Un armadio pieno di vestiti può diventare un sintomo di evasione fiscale per il Fisco? Ecco come funziona per fare chiarezza.

Il Fisco può ricostruire il reddito di una persona dalle spese sostenute. Si chiama accertamento sintetico. L’Agenzia delle Entrate somma costi abitativi, rate di finanziamento, acquisti rilevanti, viaggi, iscrizioni scolastiche. Se il totale supera il reddito dichiarato, il contribuente riceve una richiesta di chiarimenti.

L’Agenzia delle Entrate usa dati bancari, registri immobiliari, flussi finanziari. Se una persona dichiara 15 mila euro e ha un immobile di pregio o un’auto di alta gamma, scatta la verifica. Il contribuente deve dimostrare la provenienza delle somme utilizzate.

Il sistema presuntivo non richiede prove dirette. Basta che il Fisco dimostri una discrepanza tra reddito e capacità di spesa. Il contribuente può difendersi con documenti, prestiti ricevuti, donazioni, eredità. Se non riesce a giustificare la differenza, l’Agenzia delle Entrate procede con l’accertamento.

Le spese sospette non riguardano solo beni di lusso. Anche l’iscrizione a scuole private, le vacanze all’estero, le ristrutturazioni non dichiarate possono essere un avviso per l’ente. Il Fisco incrocia dati da fonti diverse. Cosa succede?

Gli accertamenti

L’Agenzia delle Entrate può determinare il reddito presunto di una persona. Si considerano spese per immobili, auto, investimenti, polizze, viaggi. Il contribuente riceve una comunicazione e ha diritto di replica.

Il nuovo modello di accertamento fiscale è più rapido e informatizzato. L’Agenzia delle Entrate incrocia dati in tempo reale, anche da fonti esterne. Le verifiche si basano su algoritmi che selezionano i profili a rischio. Cosa c’entrano i vestiti?

Abiti (Canva Foto) – financecue.it

Il caso

Per IlSussidiario, le vendite effettuate su piattaforme come Vinted possono diventare oggetto di attenzione fiscale quando superano determinate soglie. Il Fisco non considera ogni transazione come attività d’impresa, ma interviene se il numero di vendite o l’importo incassato suggerisce una continuità. La direttiva europea DAC7 impone alle piattaforme digitali di trasmettere i dati dei venditori all’Agenzia delle Entrate. In Italia, il limite è fissato a 30 transazioni o 2000 euro annui.

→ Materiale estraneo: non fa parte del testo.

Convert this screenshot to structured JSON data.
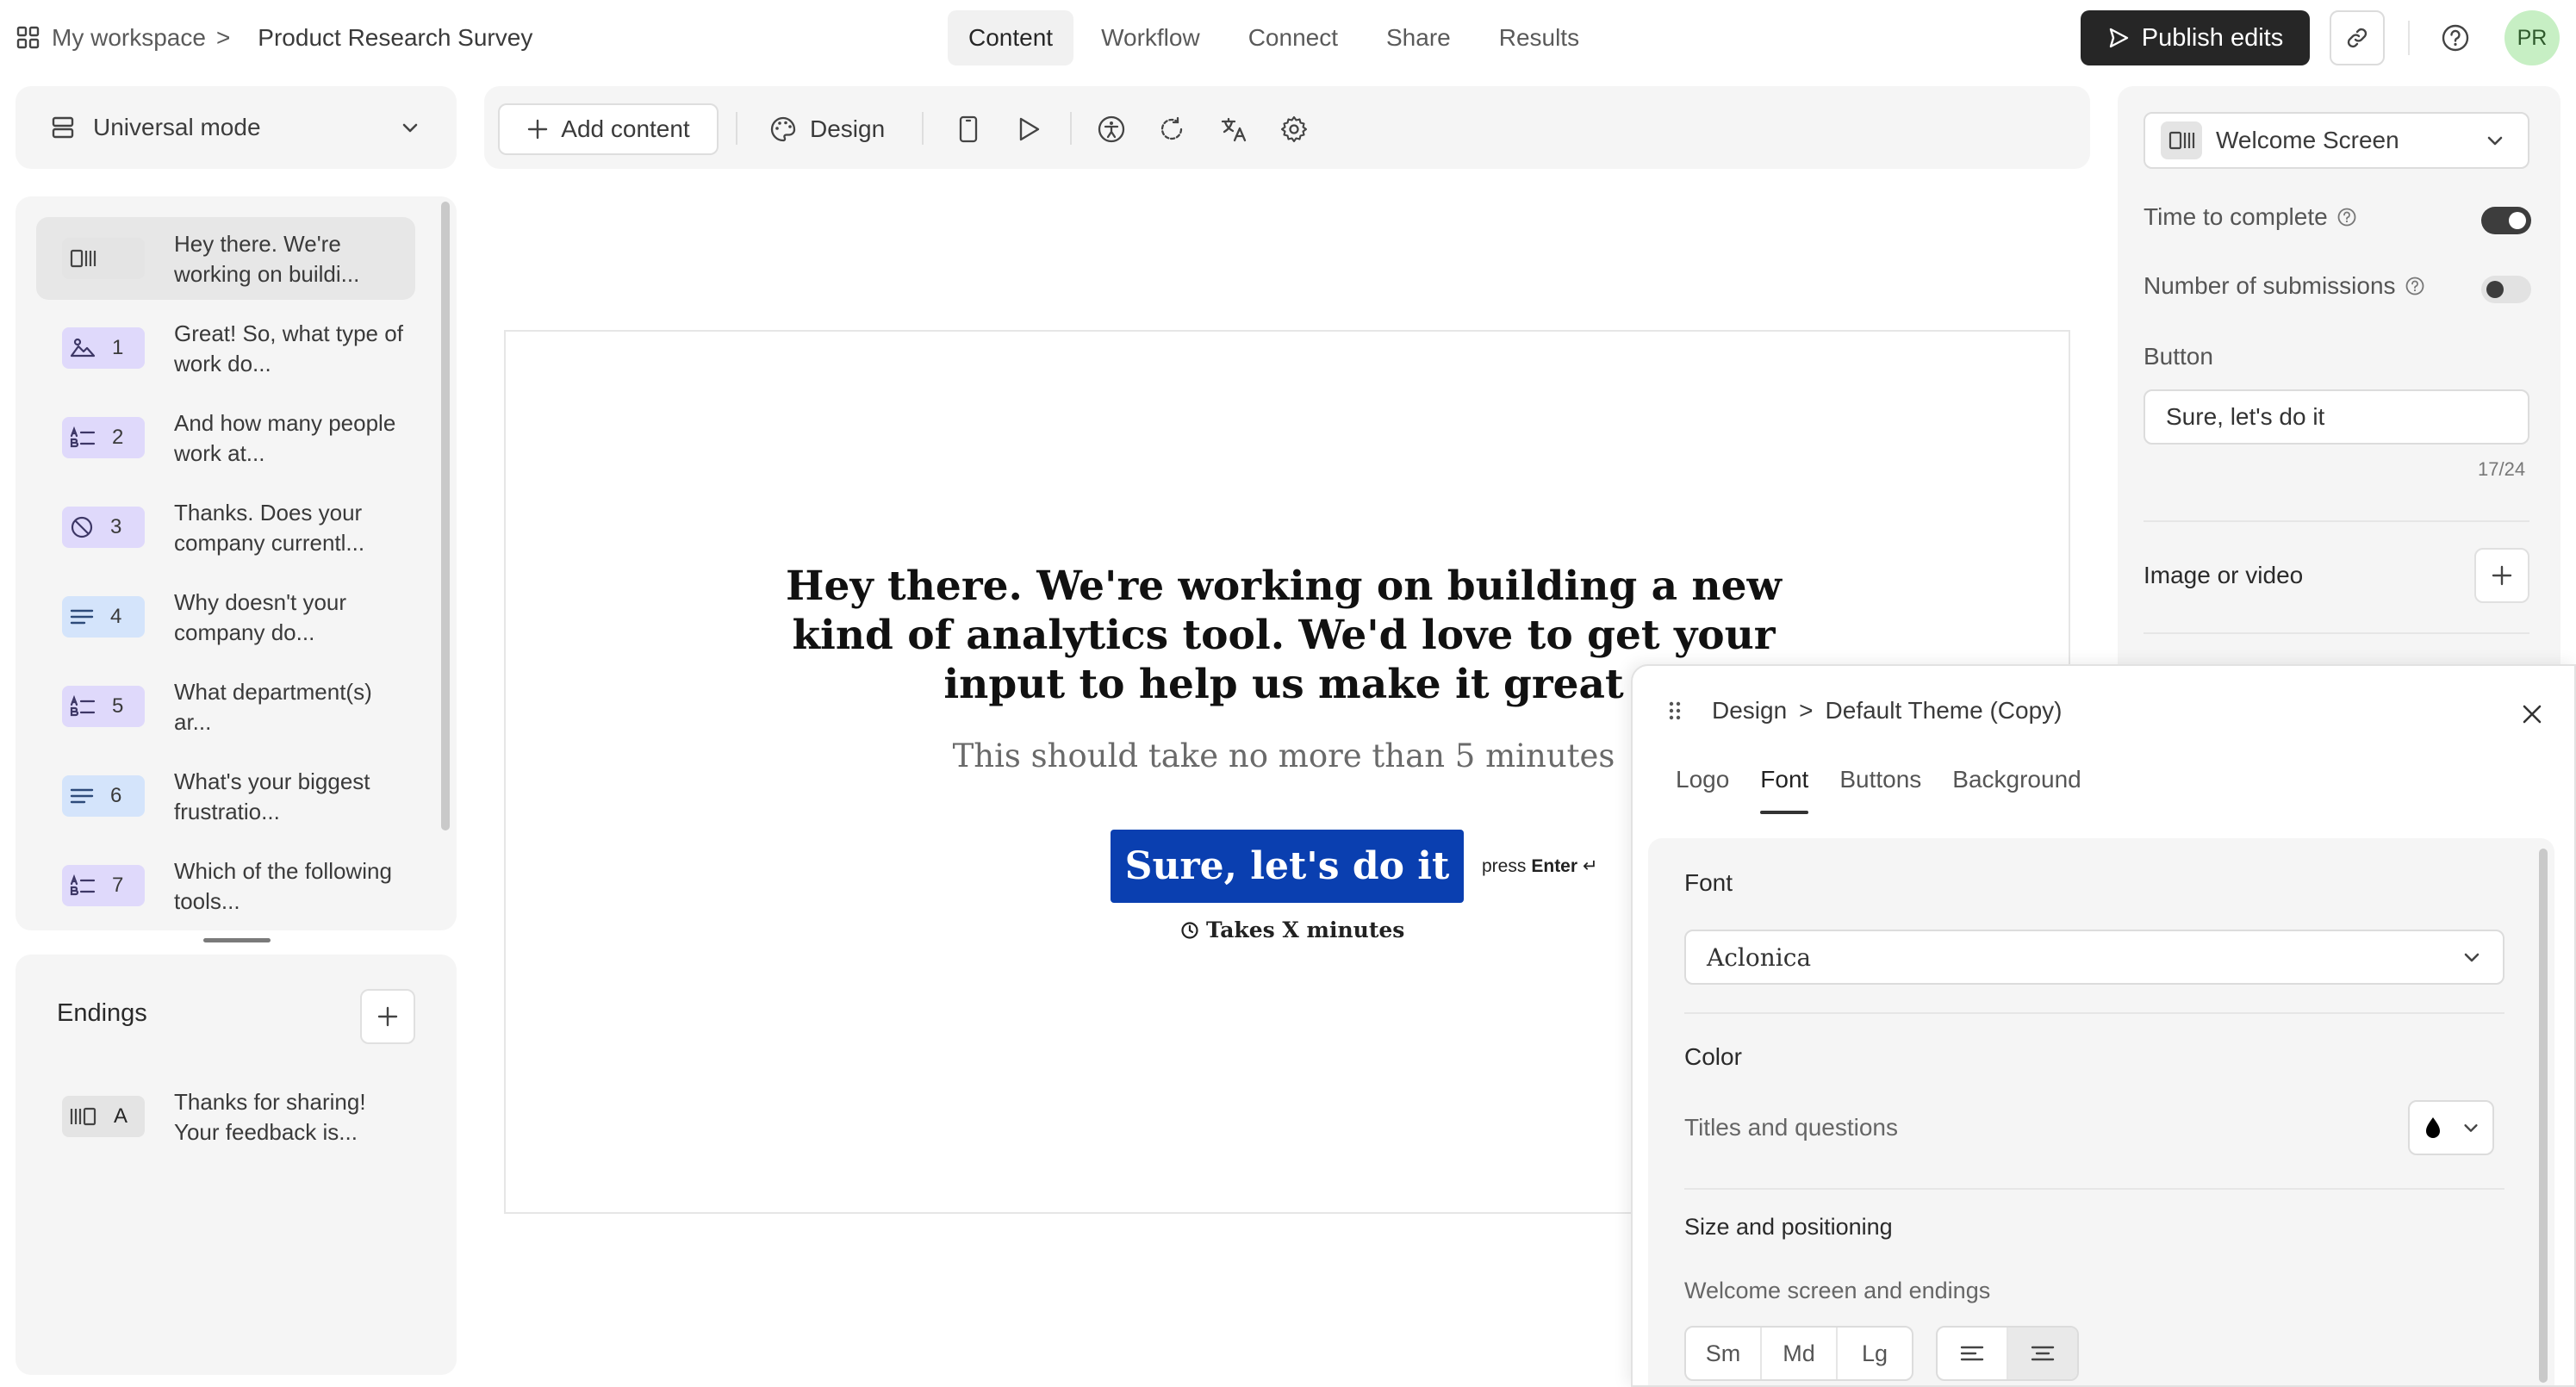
{
  "breadcrumb": {
    "workspace": "My workspace",
    "separator": ">",
    "survey": "Product Research Survey"
  },
  "nav": {
    "tabs": [
      "Content",
      "Workflow",
      "Connect",
      "Share",
      "Results"
    ],
    "active": "Content"
  },
  "header": {
    "publish_label": "Publish edits",
    "avatar_initials": "PR"
  },
  "sidebar": {
    "mode_label": "Universal mode",
    "questions": [
      {
        "num": "",
        "icon": "welcome-screen-icon",
        "text": "Hey there. We're working on buildi...",
        "color": "#e4e4e4"
      },
      {
        "num": "1",
        "icon": "picture-choice-icon",
        "text": "Great! So, what type of work do...",
        "color": "#dfd9fb"
      },
      {
        "num": "2",
        "icon": "multiple-choice-icon",
        "text": "And how many people work at...",
        "color": "#dfd9fb"
      },
      {
        "num": "3",
        "icon": "yes-no-icon",
        "text": "Thanks. Does your company currentl...",
        "color": "#dfd9fb"
      },
      {
        "num": "4",
        "icon": "long-text-icon",
        "text": "Why doesn't your company do...",
        "color": "#d4e4fb"
      },
      {
        "num": "5",
        "icon": "multiple-choice-icon",
        "text": "What department(s) ar...",
        "color": "#dfd9fb"
      },
      {
        "num": "6",
        "icon": "long-text-icon",
        "text": "What's your biggest frustratio...",
        "color": "#d4e4fb"
      },
      {
        "num": "7",
        "icon": "multiple-choice-icon",
        "text": "Which of the following tools...",
        "color": "#dfd9fb"
      }
    ],
    "endings_title": "Endings",
    "endings": [
      {
        "num": "A",
        "icon": "ending-icon",
        "text": "Thanks for sharing! Your feedback is..."
      }
    ]
  },
  "toolbar": {
    "add_content_label": "Add content",
    "design_label": "Design"
  },
  "preview": {
    "title": "Hey there. We're working on building a new kind of analytics tool. We'd love to get your input to help us make it great",
    "subtitle": "This should take no more than 5 minutes",
    "button_label": "Sure, let's do it",
    "press_text": "press",
    "press_key": "Enter",
    "press_glyph": "↵",
    "takes_label": "Takes X minutes",
    "button_color": "#0a3fb0"
  },
  "settings": {
    "screen_type": "Welcome Screen",
    "time_to_complete_label": "Time to complete",
    "time_to_complete_on": true,
    "submissions_label": "Number of submissions",
    "submissions_on": false,
    "button_section_label": "Button",
    "button_value": "Sure, let's do it",
    "button_count": "17/24",
    "image_or_video_label": "Image or video"
  },
  "design_panel": {
    "breadcrumb_root": "Design",
    "separator": ">",
    "theme_name": "Default Theme (Copy)",
    "tabs": [
      "Logo",
      "Font",
      "Buttons",
      "Background"
    ],
    "active_tab": "Font",
    "font_section": "Font",
    "font_value": "Aclonica",
    "color_section": "Color",
    "titles_questions_label": "Titles and questions",
    "titles_color": "#000000",
    "size_section": "Size and positioning",
    "welcome_endings_label": "Welcome screen and endings",
    "size_options": [
      "Sm",
      "Md",
      "Lg"
    ],
    "selected_size": "Lg",
    "alignment_options": [
      "align-left-icon",
      "align-center-icon"
    ],
    "selected_alignment": "align-center-icon"
  }
}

Anche chi cede abiti usati, accessori o articoli personali può rientrare nei parametri se l’attività risulta sistematica. Il Fisco incrocia i dati ricevuti con quelli già presenti nei registri fiscali e bancari. Se emergono incongruenze tra i guadagni ottenuti online e il reddito dichiarato, si apre un accertamento. Il contribuente deve dimostrare che le vendite non costituiscono attività professionale. In caso contrario, scattano obblighi fiscali, sanzioni e versamenti arretrati da parte dell’ente.